Meanwhile, on the Mean Sports Pages

The political and economic and cultural news is full of scary developments lately, and the weather around here is damned cold, but on Monday we took a day off from all that to find some warmth in a good news story from the sports pages. The University of Oklahoma Sooners’ quarterback Kyler Murray won the Heisman Trophy for college football’s most outstanding player on Saturday, which we are obliged by family tradition to be happy about, and we were further gladdened to see that the young man is hanging up his football helmet and will instead pursue a career in professional baseball.
This was the second consecutive year that a Sooner won college football’s most prestigious individual honor, the first such back-to-back for any school since the 1945 and ’46 seasons, if you don’t count the Heisman that was taken back for reasons of corrupt rule-breaking from the first of two consecutive University of Southern California players in the 2005 and ’06 seasons, and it’s OU’s sixth Heisman overall, which is second only to those damned Fightin’ Irish of Notre Dame. The Sooners have also won seven national championships, 41 championships in the high-level Big Six and Big Eight and Big XII conferences, and Murray’s Heisman further burnishes the Sooners’ reputation as one of America’s greatest sporting enterprises. God help us, we can’t help but be glad about that.

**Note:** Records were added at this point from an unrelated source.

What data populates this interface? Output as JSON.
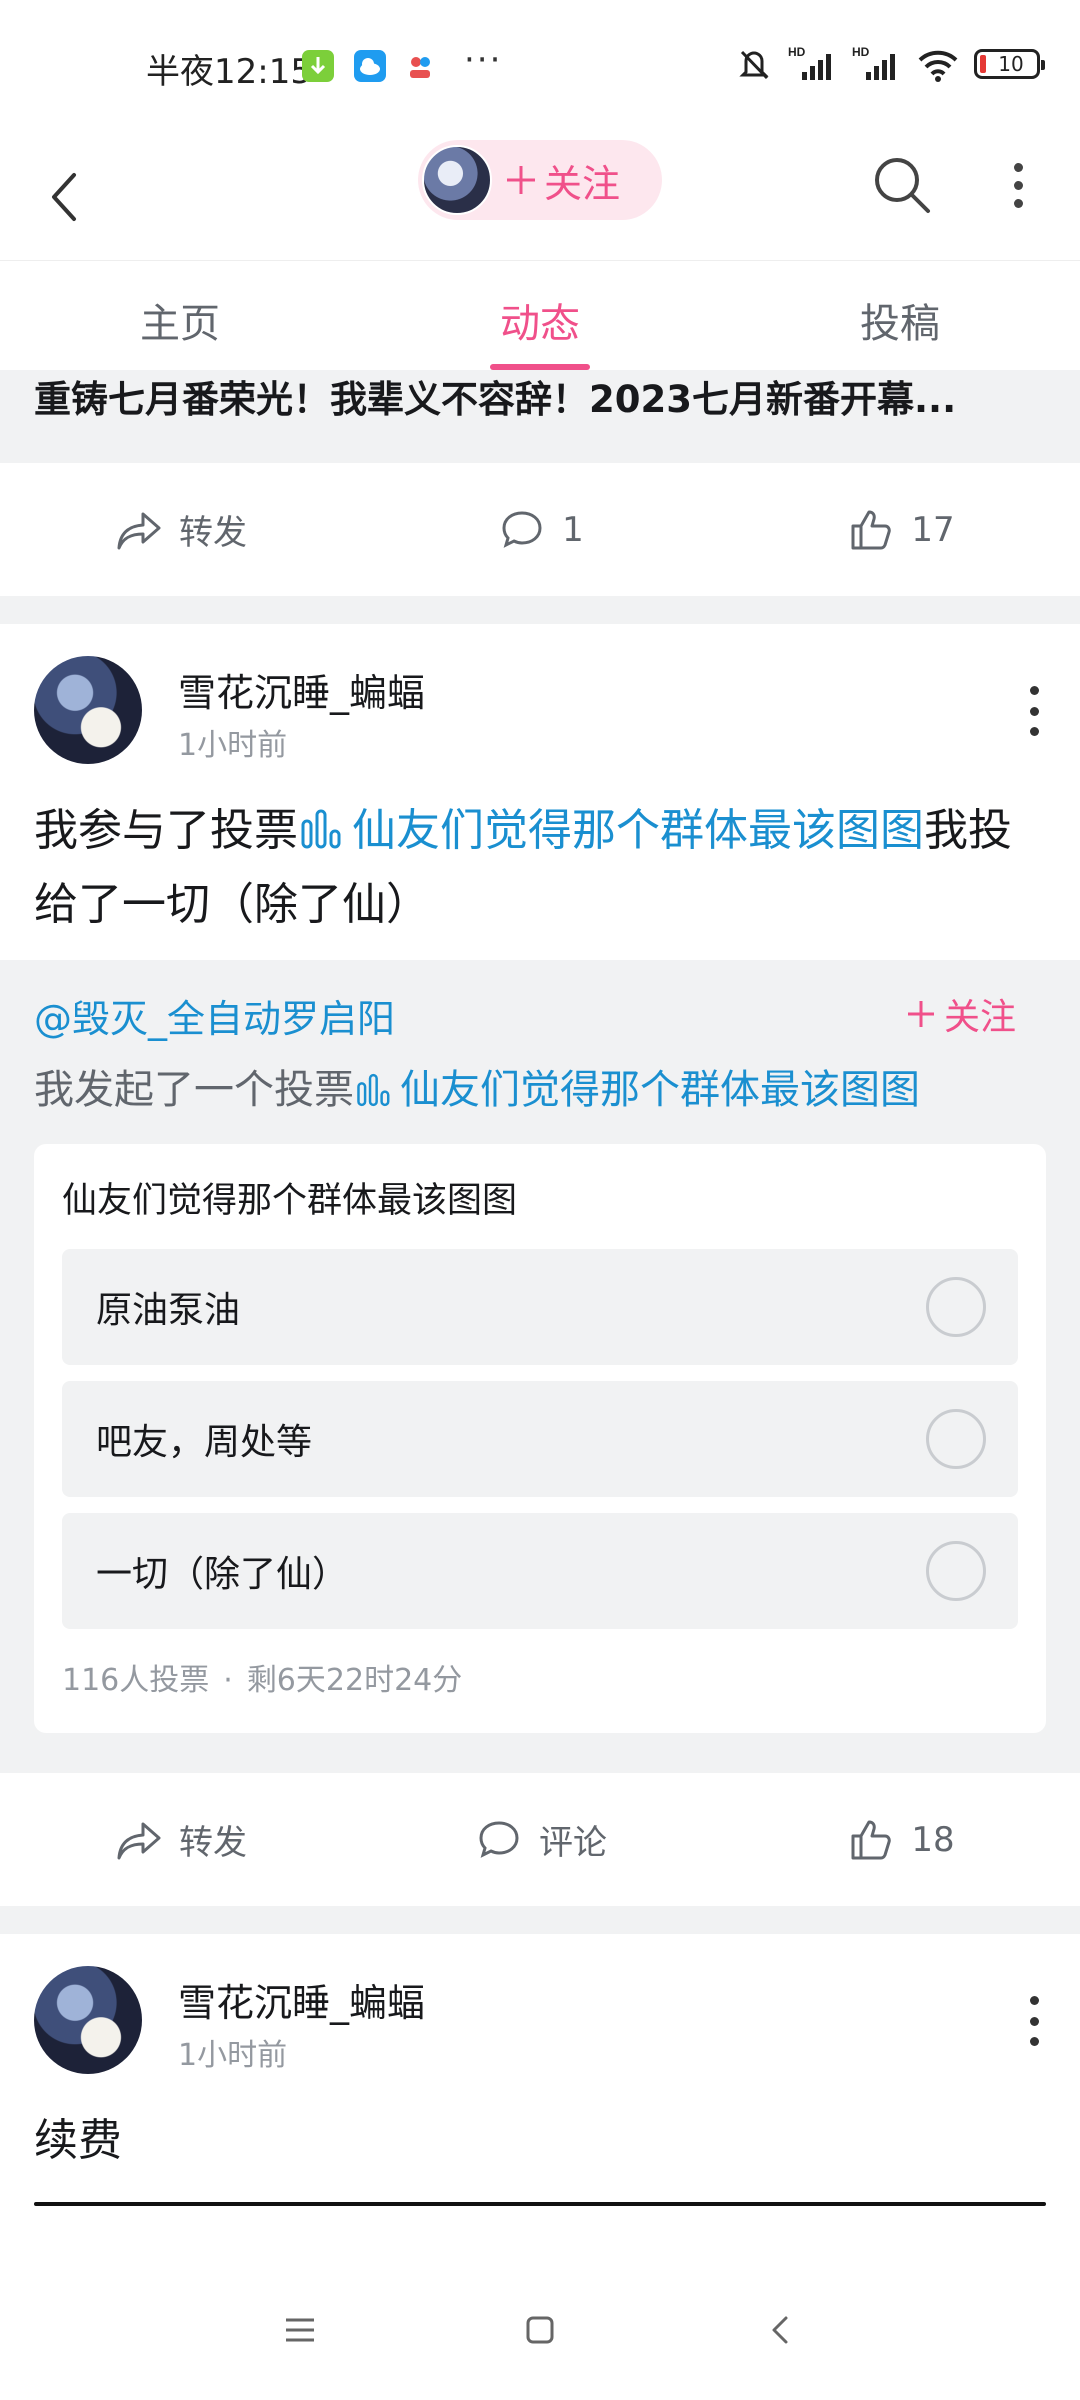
{
  "status_bar": {
    "time": "半夜12:15",
    "more": "···",
    "battery": "10",
    "hd1": "HD",
    "hd2": "HD",
    "app_colors": [
      "#7ccf3a",
      "#1f9cf0",
      "#e85050"
    ]
  },
  "header": {
    "follow_label": "关注",
    "follow_icon": "plus-icon",
    "accent": "#f0508a"
  },
  "tabs": [
    {
      "label": "主页",
      "active": false
    },
    {
      "label": "动态",
      "active": true
    },
    {
      "label": "投稿",
      "active": false
    }
  ],
  "previous_post": {
    "title": "重铸七月番荣光！我辈义不容辞！2023七月新番开幕...",
    "repost_label": "转发",
    "comment_count": "1",
    "like_count": "17"
  },
  "post1": {
    "author": "雪花沉睡_蝙蝠",
    "time": "1小时前",
    "text_before": "我参与了投票",
    "vote_link": "仙友们觉得那个群体最该图图",
    "text_after": "我投给了一切（除了仙）",
    "repost": {
      "user": "@毁灭_全自动罗启阳",
      "follow_label": "关注",
      "text_before": "我发起了一个投票",
      "vote_link": "仙友们觉得那个群体最该图图"
    },
    "vote": {
      "title": "仙友们觉得那个群体最该图图",
      "options": [
        "原油泵油",
        "吧友，周处等",
        "一切（除了仙）"
      ],
      "participants": "116人投票",
      "dot": "·",
      "remaining": "剩6天22时24分"
    },
    "actions": {
      "repost_label": "转发",
      "comment_label": "评论",
      "like_count": "18"
    }
  },
  "post2": {
    "author": "雪花沉睡_蝙蝠",
    "time": "1小时前",
    "text": "续费"
  },
  "link_color": "#1a8fd0"
}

We grew up in Kansas and like to think ourselves true-blue Bleeding Kansas sorts of Kansans, but all our forbears were Okies from the territorial days and thus we grew up on Sooner football. Our beloved Pop attended OU back during the Bud Wilkinson days, when they set a still-standing win streak record on their way to three national championships during his four years of matriculation, and although he’s a very reserved and cerebral sort of fellow who takes only the usual red-blooded American male’s interest in most of the sporting scene he’s always been somewhat fanatical about Sooner football. In our youth the University of Kansas Jayhawks and Kansas State University Wildcats and Wichita State University Wheatshockers were all infamously bad at football, and although each had some serious bragging rights about basketball we always went with the extended family’s winner through the pigskin season. Along the way we witnessed some memorably extraordinary athletic feats and rousing victories and heart-breaking losses by the Sooners, and we’re grateful for such family traditions.

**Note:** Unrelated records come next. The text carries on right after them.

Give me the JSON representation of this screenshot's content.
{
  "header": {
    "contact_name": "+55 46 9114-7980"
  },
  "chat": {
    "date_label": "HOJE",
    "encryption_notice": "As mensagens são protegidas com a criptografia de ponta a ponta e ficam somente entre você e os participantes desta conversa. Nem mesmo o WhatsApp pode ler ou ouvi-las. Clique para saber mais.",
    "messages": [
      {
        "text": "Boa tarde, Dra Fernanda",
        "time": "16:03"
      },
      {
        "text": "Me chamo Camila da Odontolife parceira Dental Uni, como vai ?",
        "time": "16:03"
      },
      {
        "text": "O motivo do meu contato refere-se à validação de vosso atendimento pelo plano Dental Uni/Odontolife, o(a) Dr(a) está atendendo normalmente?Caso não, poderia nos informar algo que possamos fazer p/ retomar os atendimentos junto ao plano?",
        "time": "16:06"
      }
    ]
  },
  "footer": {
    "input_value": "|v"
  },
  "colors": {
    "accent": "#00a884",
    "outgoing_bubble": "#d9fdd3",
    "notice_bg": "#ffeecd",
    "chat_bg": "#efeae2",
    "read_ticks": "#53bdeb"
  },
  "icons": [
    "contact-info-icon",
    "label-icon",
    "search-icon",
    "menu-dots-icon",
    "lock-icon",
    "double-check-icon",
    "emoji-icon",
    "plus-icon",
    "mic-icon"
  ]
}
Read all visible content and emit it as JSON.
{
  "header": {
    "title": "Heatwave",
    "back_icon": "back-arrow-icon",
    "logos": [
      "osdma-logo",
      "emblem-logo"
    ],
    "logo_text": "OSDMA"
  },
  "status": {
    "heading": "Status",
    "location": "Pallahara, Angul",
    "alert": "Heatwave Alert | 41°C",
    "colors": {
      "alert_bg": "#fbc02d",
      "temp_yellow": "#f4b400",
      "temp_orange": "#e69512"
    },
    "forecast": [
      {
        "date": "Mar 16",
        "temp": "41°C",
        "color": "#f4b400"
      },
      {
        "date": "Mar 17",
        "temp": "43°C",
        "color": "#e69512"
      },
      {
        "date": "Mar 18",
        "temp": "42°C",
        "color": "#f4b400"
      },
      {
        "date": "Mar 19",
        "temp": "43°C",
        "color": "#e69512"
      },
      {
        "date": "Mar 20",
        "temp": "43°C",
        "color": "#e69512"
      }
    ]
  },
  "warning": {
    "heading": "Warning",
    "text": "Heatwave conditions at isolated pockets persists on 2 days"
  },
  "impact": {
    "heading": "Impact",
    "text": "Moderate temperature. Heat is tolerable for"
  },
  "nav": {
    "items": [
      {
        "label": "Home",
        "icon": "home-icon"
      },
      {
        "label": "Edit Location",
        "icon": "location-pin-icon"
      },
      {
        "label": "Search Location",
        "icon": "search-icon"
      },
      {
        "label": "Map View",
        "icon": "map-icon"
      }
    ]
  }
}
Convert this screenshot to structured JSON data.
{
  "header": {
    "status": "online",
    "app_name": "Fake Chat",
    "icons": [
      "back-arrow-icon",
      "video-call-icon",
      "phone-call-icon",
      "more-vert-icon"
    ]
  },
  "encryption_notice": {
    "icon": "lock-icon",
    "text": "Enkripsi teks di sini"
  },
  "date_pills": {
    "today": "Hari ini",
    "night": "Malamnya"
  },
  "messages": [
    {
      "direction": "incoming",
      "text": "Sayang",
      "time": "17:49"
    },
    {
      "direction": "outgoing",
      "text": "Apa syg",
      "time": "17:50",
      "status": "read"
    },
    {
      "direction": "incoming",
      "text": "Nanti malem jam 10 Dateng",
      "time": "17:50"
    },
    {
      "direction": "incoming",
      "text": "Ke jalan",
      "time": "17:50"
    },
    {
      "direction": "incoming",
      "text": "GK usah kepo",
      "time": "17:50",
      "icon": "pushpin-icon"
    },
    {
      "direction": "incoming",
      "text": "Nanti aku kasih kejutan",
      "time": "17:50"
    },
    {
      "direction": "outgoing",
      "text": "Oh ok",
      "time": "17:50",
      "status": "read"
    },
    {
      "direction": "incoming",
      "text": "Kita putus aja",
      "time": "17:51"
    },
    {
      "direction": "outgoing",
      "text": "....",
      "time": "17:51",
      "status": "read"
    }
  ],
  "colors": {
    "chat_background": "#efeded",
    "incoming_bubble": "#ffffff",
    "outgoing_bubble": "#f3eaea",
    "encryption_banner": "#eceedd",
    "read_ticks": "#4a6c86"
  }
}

Even so, we’re glad to see this young Murray fellow is hanging up his football helmet and pursuing a career in baseball. For the past few football seasons we’ve followed the fortunes of the Sooners and the National Football League’s Kansas City Chiefs, both of which are championship contenders this seasons, but we haven’t been able watch a single down of it. Football’s such a violent game that it leaves an alarming number of its players with debilitating and life-shortening injuries, too many of its players are violent sorts of people such as the fellow that the Chiefs recently kicked off the team for pushing down and kicking a woman, and that takes a lot of fun out of the game for us.

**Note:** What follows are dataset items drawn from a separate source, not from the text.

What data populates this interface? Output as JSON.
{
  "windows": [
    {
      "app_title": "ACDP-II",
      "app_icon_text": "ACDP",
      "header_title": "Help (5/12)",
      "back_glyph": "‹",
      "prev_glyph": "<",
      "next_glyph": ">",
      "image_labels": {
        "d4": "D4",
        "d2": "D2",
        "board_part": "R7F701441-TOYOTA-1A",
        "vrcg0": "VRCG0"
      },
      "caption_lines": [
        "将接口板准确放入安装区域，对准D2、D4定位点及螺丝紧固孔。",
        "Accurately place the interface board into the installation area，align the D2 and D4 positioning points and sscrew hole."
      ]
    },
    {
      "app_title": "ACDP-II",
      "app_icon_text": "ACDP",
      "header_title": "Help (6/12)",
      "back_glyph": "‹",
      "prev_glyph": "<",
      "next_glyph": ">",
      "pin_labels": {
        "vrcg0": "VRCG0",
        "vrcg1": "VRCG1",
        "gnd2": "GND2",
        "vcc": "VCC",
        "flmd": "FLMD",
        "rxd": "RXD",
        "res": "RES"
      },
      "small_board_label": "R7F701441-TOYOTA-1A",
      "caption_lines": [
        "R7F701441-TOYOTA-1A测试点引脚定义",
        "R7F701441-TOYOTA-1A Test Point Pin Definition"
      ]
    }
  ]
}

This young Murray fellow is apparently one of those rarely gifted athletes with both the God-given athletic ability and hard-earned-on-his-own talents to play at least two games at the highest level of competition, and although our slow and awkward and wheezy selves can only imagine what that’s like we’re pretty sure he’s right to choose baseball. To its most gifted players baseball offers a longer and more lucrative career than football, and although it entails certain persistent aches and pains they’re far less likely to be debilitating or life-shortening than those from several other sports. Baseball’s a more cerebral and beautiful sport than football, too, and offers such a talented athlete as this Murray fellow at least as much glory on the baseball diamond as he might find on any football gridiron.
The previous Sooner Heisman trophy winner was Baker Mayfield, an arguably even better quarterback who is currently a contender for the National Football League’s rookie of the year award. As the top pick to the last place team in the NFL draft, Baker and his Cleveland Browns have a mediocre record of five wins and seven losses and a tie, but that’s four more wins than the franchise had in the previous three years, and with the NFL’s weird play-off system they’re still in the hunt for a very long-shot championship, so that’s more bragging rights for the Sooners. We wish this Mayfield fellow the best, by which mean we mean hope he has a long career and somehow enjoys his millions without a brain injury.
The season of Kansas’ beautiful game of basketball is well under way, with the Wildcats looking mediocre and the ‘Shockers looking worse and those snooty Jayhawks looking like championship contenders, although we happily note our beloved Wichita Heights High School Falcons are currently leading the City League. Come spring we won’t have any baseball pro baseball around here, as those stupid city father have torn down the venerable old Lawrence-Dumont stadium and won’t have a new up the net summer when they promise a shiny new affiliated Triple-A club to replace lovable Wichita Wingnuts, and until then we won’t mach to cheer about.. Meanwhile the political and economic and cultural news seems unpleasant, and we’ll take our vicarious victories wherever we can, so godspeed to this young Kyler Murray fellow.